Ohne Lehramtsstudium Lehrer werden
Als Seiteneinsteiger bezeichnet man Personen, die über kein abgeschlossenes Lehramtsstudium verfügen und die ohne das Absolvieren des Referendariates in den Schuldienst übernommen werden. Bei Quereinsteigern besteht im Gegensatz dazu die Pflicht eines Referendariates.
Gewerkschaft: Platzproblem an Schulen wird sich verstärken
Im Vergleich zum vergangenen Schuljahr mit rund 798.000 Schülern und Schülerinnen werden es in Hessen im neuen Schuljahr gut 810.000 sein. Steigende Schülerzahlen heißt auch: Punktuell wird es eng werden in den vorhandenen Räumen. Thilo Hartmann, Vorsitzender der GEW Hessen, sagte zu HIT RADIO FFH: "Das Platzproblem wird sich verstärken." Container als Klassenzimmer-Ersatz sieht Hartmann nicht als Optimalfall, da aus dem Übergang schnell auch eine Dauerlösung werden könne.

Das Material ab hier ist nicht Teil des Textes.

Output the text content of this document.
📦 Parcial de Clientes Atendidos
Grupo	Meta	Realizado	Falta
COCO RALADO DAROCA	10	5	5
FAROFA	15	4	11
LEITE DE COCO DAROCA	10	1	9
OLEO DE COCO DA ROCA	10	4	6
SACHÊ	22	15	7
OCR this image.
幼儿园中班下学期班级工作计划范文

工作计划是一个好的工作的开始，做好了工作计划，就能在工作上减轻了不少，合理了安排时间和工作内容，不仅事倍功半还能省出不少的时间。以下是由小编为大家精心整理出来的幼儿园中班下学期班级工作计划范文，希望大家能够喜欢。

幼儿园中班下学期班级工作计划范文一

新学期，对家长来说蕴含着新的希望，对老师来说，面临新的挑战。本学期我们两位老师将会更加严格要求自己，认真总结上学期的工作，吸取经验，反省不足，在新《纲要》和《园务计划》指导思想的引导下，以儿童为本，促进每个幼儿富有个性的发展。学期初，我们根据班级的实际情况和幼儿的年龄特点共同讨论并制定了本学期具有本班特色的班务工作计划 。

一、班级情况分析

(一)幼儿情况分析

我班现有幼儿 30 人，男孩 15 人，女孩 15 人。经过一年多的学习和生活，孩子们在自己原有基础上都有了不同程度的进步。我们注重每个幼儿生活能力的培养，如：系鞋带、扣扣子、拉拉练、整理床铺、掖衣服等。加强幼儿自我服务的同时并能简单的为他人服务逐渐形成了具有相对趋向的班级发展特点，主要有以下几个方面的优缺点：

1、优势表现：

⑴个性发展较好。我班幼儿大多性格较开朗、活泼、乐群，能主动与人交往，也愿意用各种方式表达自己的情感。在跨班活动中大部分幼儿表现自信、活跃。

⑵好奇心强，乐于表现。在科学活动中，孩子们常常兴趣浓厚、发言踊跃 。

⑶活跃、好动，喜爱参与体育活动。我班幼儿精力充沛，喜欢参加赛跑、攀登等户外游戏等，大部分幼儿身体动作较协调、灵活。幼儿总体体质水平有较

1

Minister: Wertvermittlung soll große Rolle spielen
Im kommenden Schuljahr soll nach den Worten von Kultusminister Schwarz die Wertevermittlung, Demokratiebildung und Gewaltprävention im Unterricht ausgeweitet werden. Für alle Schülerinnen und Schüler sei es wichtig, sich mit einem respektvollen Umgang untereinander, den demokratischen Werten und der Bedeutung von Meinungsfreiheit zu beschäftigen, sagte der Minister in Wiesbaden.
Ganztagsausbau geht voran
Im neuen Schuljahr soll der Ganztagsausbau weiter vorangehen. Das Land muss hier handeln, denn ab dem Schuljahr 2026/2027 muss der Rechtsanspruch auf einen Platz etappenweise umgesetzt werden. Die Zahl der ganztägig arbeitenden Schulen ist auf 83 Prozent gewachsen (Vgl. 2023/2024: 78 Prozent).
Rechtsanspruch: Hessen im Plan
Für die Grundschule gilt eine Zielsetzung, dass bis zum Schuljahresbeginn 2029/2030 jedem Kind ein ganztägiges Förderangebot bereitgestellt werden kann. Damit sei Hessen im Plan, so das Kultusministerium.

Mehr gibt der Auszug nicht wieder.